By Michael Finney, Founder / Director, Tilden TV & Radio Mentoring Program
Tilden TV & Radio Mentoring Program (TTRMP) is the voice of Tilden Career Community Academy. Supported by community partners, alumni and students from Chicago high schools who participate through the Summer Youth Employment Program, TTRMP has given a rebirth to the media programs offered on campus.
How do you define a ‘well’ community?
At Tilden Career Academy High School we believe a ‘well’ community is an environment that promotes stability, leadership, and structure. It also has the safety, educational and commercial opportunities every community needs to addresses the health concerns of the individuals who make up community. A ‘well’ informed neighborhood taking action on empowering information contributes to a ‘well’ community. It’s by surrounding our children, our neighbors and ourselves with a positive and holistic lifestyle that ‘well’ communities are born.
What additional public/private and community/corporate partnerships do you think are necessary to ensure social disparities don’t get in the way of good health?
Partnerships should ensure social disparities are not an obstacle to good health by addressing the barriers of economics, education and healthier lifestyles of neglected communities. Often companies that have the ability to change negative patterns in a community will not because they have a successful track record of profiting in these areas. This does not help the community thrive. Partnerships that promote and educate the process of attaining access to sustainable resources change neighborhoods. The ‘well’ community will be the result of empowering members of the community with the abilities of passing the seeds of education from generation to generation.
What can community members do to ensure that we’re all truly working as ‘one community’? Local and state government? The media?
As community members, it is our job to know as much as possible about issues that affect us. Whether those issues are related to health, politics or education, we must become more informed decision makers.
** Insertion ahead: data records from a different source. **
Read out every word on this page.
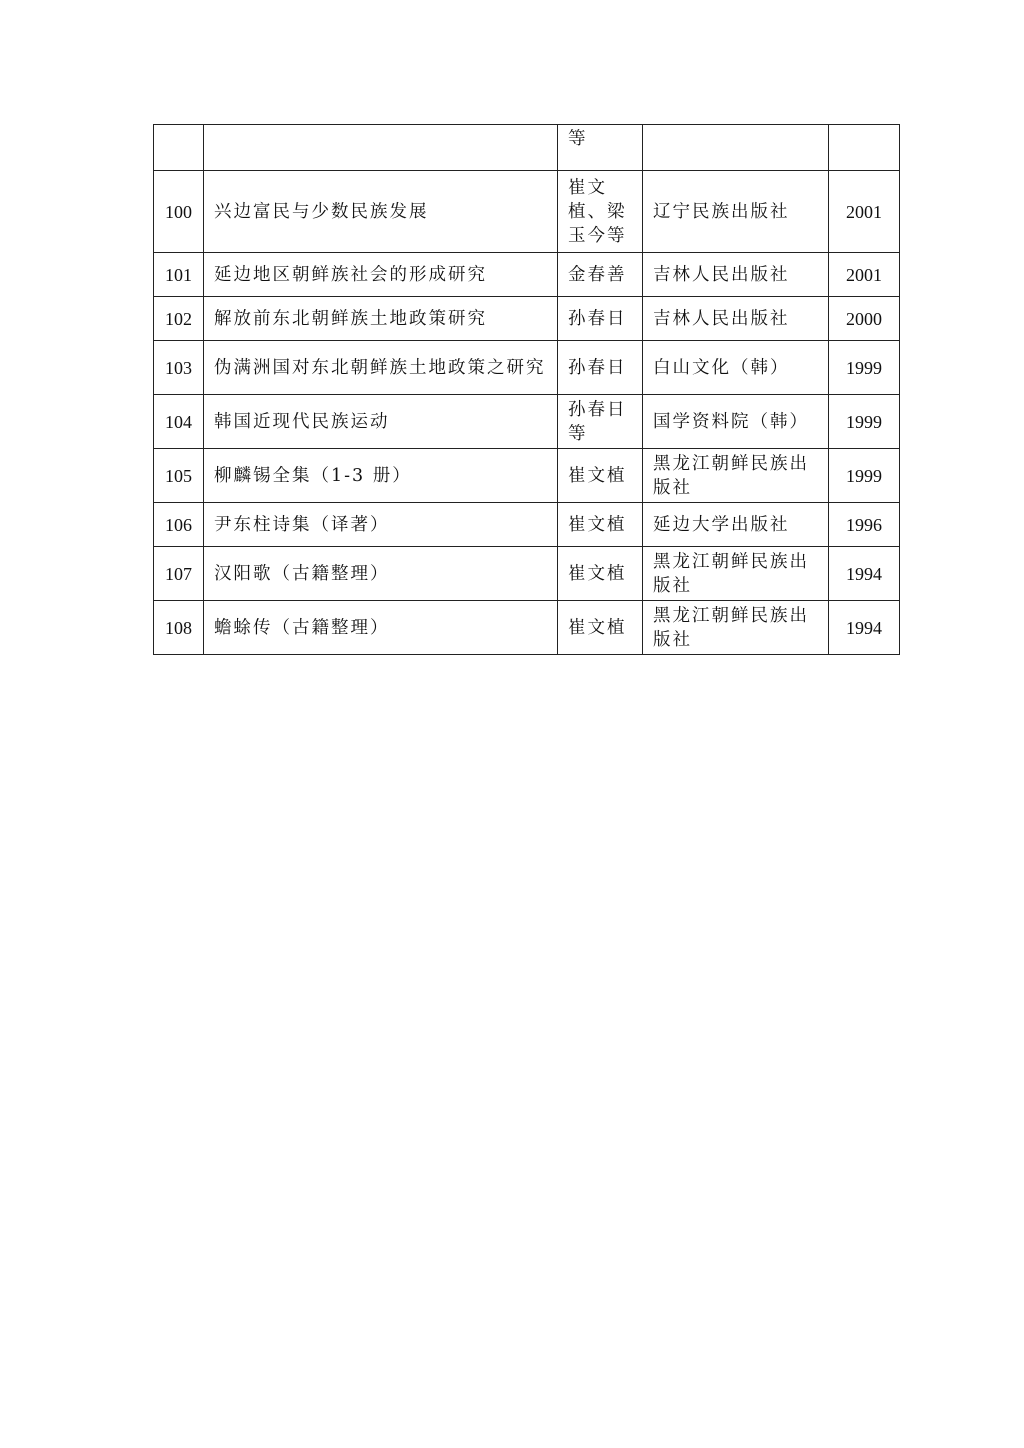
		等		
100	兴边富民与少数民族发展	崔文植、梁玉今等	辽宁民族出版社	2001
101	延边地区朝鲜族社会的形成研究	金春善	吉林人民出版社	2001
102	解放前东北朝鲜族土地政策研究	孙春日	吉林人民出版社	2000
103	伪满洲国对东北朝鲜族土地政策之研究	孙春日	白山文化（韩）	1999
104	韩国近现代民族运动	孙春日等	国学资料院（韩）	1999
105	柳麟锡全集（1-3 册）	崔文植	黑龙江朝鲜民族出版社	1999
106	尹东柱诗集（译著）	崔文植	延边大学出版社	1996
107	汉阳歌（古籍整理）	崔文植	黑龙江朝鲜民族出版社	1994
108	蟾蜍传（古籍整理）	崔文植	黑龙江朝鲜民族出版社	1994
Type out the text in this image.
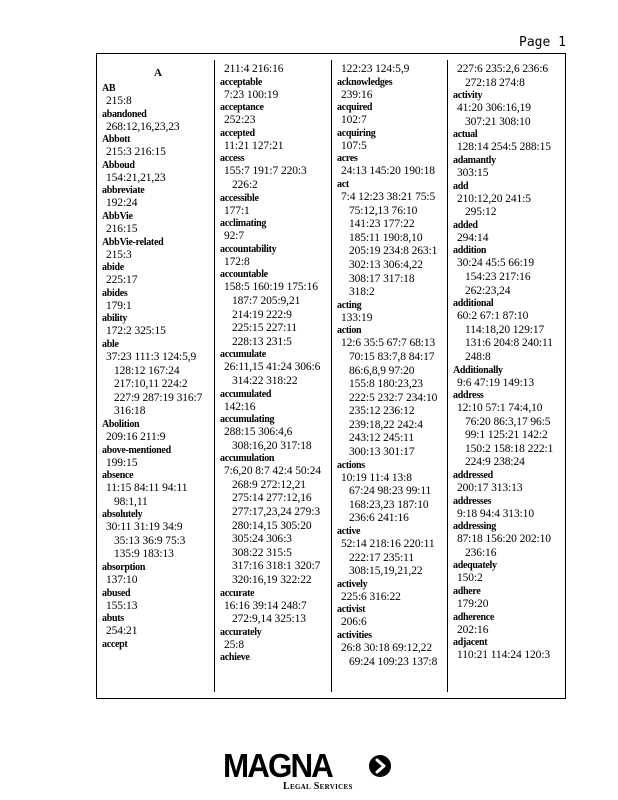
Page 1
A
AB
215:8
abandoned
268:12,16,23,23
Abbott
215:3 216:15
Abboud
154:21,21,23
abbreviate
192:24
AbbVie
216:15
AbbVie-related
215:3
abide
225:17
abides
179:1
ability
172:2 325:15
able
37:23 111:3 124:5,9
128:12 167:24
217:10,11 224:2
227:9 287:19 316:7
316:18
Abolition
209:16 211:9
above-mentioned
199:15
absence
11:15 84:11 94:11
98:1,11
absolutely
30:11 31:19 34:9
35:13 36:9 75:3
135:9 183:13
absorption
137:10
abused
155:13
abuts
254:21
accept
211:4 216:16
acceptable
7:23 100:19
acceptance
252:23
accepted
11:21 127:21
access
155:7 191:7 220:3
226:2
accessible
177:1
acclimating
92:7
accountability
172:8
accountable
158:5 160:19 175:16
187:7 205:9,21
214:19 222:9
225:15 227:11
228:13 231:5
accumulate
26:11,15 41:24 306:6
314:22 318:22
accumulated
142:16
accumulating
288:15 306:4,6
308:16,20 317:18
accumulation
7:6,20 8:7 42:4 50:24
268:9 272:12,21
275:14 277:12,16
277:17,23,24 279:3
280:14,15 305:20
305:24 306:3
308:22 315:5
317:16 318:1 320:7
320:16,19 322:22
accurate
16:16 39:14 248:7
272:9,14 325:13
accurately
25:8
achieve
122:23 124:5,9
acknowledges
239:16
acquired
102:7
acquiring
107:5
acres
24:13 145:20 190:18
act
7:4 12:23 38:21 75:5
75:12,13 76:10
141:23 177:22
185:11 190:8,10
205:19 234:8 263:1
302:13 306:4,22
308:17 317:18
318:2
acting
133:19
action
12:6 35:5 67:7 68:13
70:15 83:7,8 84:17
86:6,8,9 97:20
155:8 180:23,23
222:5 232:7 234:10
235:12 236:12
239:18,22 242:4
243:12 245:11
300:13 301:17
actions
10:19 11:4 13:8
67:24 98:23 99:11
168:23,23 187:10
236:6 241:16
active
52:14 218:16 220:11
222:17 235:11
308:15,19,21,22
actively
225:6 316:22
activist
206:6
activities
26:8 30:18 69:12,22
69:24 109:23 137:8
227:6 235:2,6 236:6
272:18 274:8
activity
41:20 306:16,19
307:21 308:10
actual
128:14 254:5 288:15
adamantly
303:15
add
210:12,20 241:5
295:12
added
294:14
addition
30:24 45:5 66:19
154:23 217:16
262:23,24
additional
60:2 67:1 87:10
114:18,20 129:17
131:6 204:8 240:11
248:8
Additionally
9:6 47:19 149:13
address
12:10 57:1 74:4,10
76:20 86:3,17 96:5
99:1 125:21 142:2
150:2 158:18 222:1
224:9 238:24
addressed
200:17 313:13
addresses
9:18 94:4 313:10
addressing
87:18 156:20 202:10
236:16
adequately
150:2
adhere
179:20
adherence
202:16
adjacent
110:21 114:24 120:3
MAGNA
Legal Services
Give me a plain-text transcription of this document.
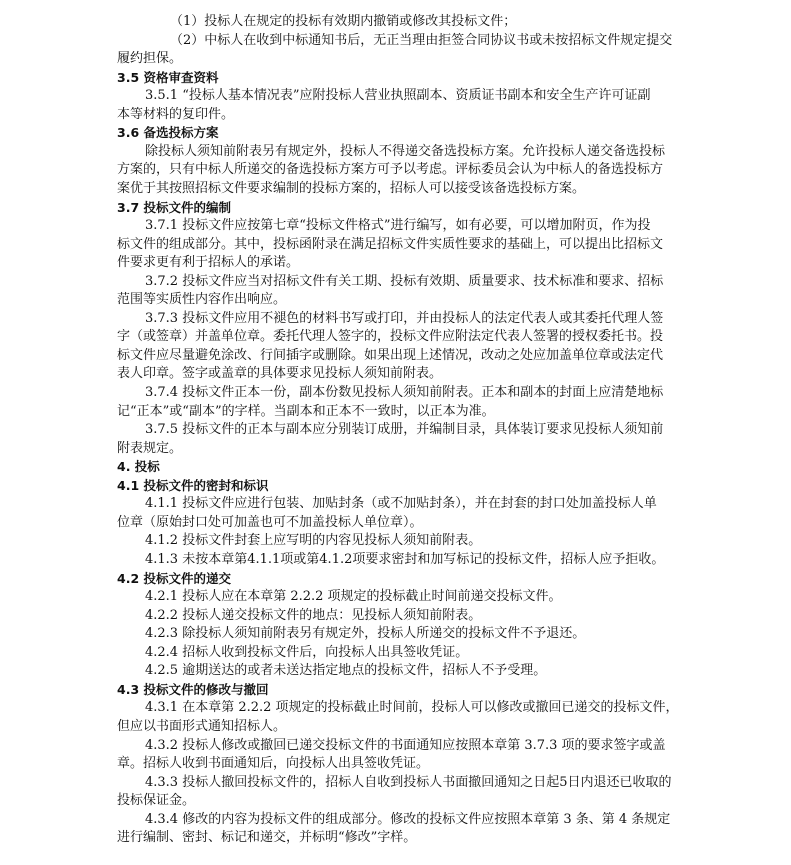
（1）投标人在规定的投标有效期内撤销或修改其投标文件；
（2）中标人在收到中标通知书后，无正当理由拒签合同协议书或未按招标文件规定提交
履约担保。
3.5 资格审查资料
3.5.1 “投标人基本情况表”应附投标人营业执照副本、资质证书副本和安全生产许可证副
本等材料的复印件。
3.6 备选投标方案
除投标人须知前附表另有规定外，投标人不得递交备选投标方案。允许投标人递交备选投标
方案的，只有中标人所递交的备选投标方案方可予以考虑。评标委员会认为中标人的备选投标方
案优于其按照招标文件要求编制的投标方案的，招标人可以接受该备选投标方案。
3.7 投标文件的编制
3.7.1 投标文件应按第七章“投标文件格式”进行编写，如有必要，可以增加附页，作为投
标文件的组成部分。其中，投标函附录在满足招标文件实质性要求的基础上，可以提出比招标文
件要求更有利于招标人的承诺。
3.7.2 投标文件应当对招标文件有关工期、投标有效期、质量要求、技术标准和要求、招标
范围等实质性内容作出响应。
3.7.3 投标文件应用不褪色的材料书写或打印，并由投标人的法定代表人或其委托代理人签
字（或签章）并盖单位章。委托代理人签字的，投标文件应附法定代表人签署的授权委托书。投
标文件应尽量避免涂改、行间插字或删除。如果出现上述情况，改动之处应加盖单位章或法定代
表人印章。签字或盖章的具体要求见投标人须知前附表。
3.7.4 投标文件正本一份，副本份数见投标人须知前附表。正本和副本的封面上应清楚地标
记“正本”或“副本”的字样。当副本和正本不一致时，以正本为准。
3.7.5 投标文件的正本与副本应分别装订成册，并编制目录，具体装订要求见投标人须知前
附表规定。
4. 投标
4.1 投标文件的密封和标识
4.1.1 投标文件应进行包装、加贴封条（或不加贴封条），并在封套的封口处加盖投标人单
位章（原始封口处可加盖也可不加盖投标人单位章）。
4.1.2 投标文件封套上应写明的内容见投标人须知前附表。
4.1.3 未按本章第4.1.1项或第4.1.2项要求密封和加写标记的投标文件，招标人应予拒收。
4.2 投标文件的递交
4.2.1 投标人应在本章第 2.2.2 项规定的投标截止时间前递交投标文件。
4.2.2 投标人递交投标文件的地点：见投标人须知前附表。
4.2.3 除投标人须知前附表另有规定外，投标人所递交的投标文件不予退还。
4.2.4 招标人收到投标文件后，向投标人出具签收凭证。
4.2.5 逾期送达的或者未送达指定地点的投标文件，招标人不予受理。
4.3 投标文件的修改与撤回
4.3.1 在本章第 2.2.2 项规定的投标截止时间前，投标人可以修改或撤回已递交的投标文件，
但应以书面形式通知招标人。
4.3.2 投标人修改或撤回已递交投标文件的书面通知应按照本章第 3.7.3 项的要求签字或盖
章。招标人收到书面通知后，向投标人出具签收凭证。
4.3.3 投标人撤回投标文件的，招标人自收到投标人书面撤回通知之日起5日内退还已收取的
投标保证金。
4.3.4 修改的内容为投标文件的组成部分。修改的投标文件应按照本章第 3 条、第 4 条规定
进行编制、密封、标记和递交，并标明“修改”字样。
As a community, I feel there are a number of factors that could point us more in this direction including not allowing political, ethnic or religious affiliations dictate how we treat one another. Local and state governments could eliminate barriers to the best education, healthcare and access to opportunities. The media could play a bigger role in promoting more positive activity in underserved communities and not just the negative. We need more reports on the number of students growing up in neglected neighborhoods that are going to college and the armed services than going to prison or becoming the next reality star.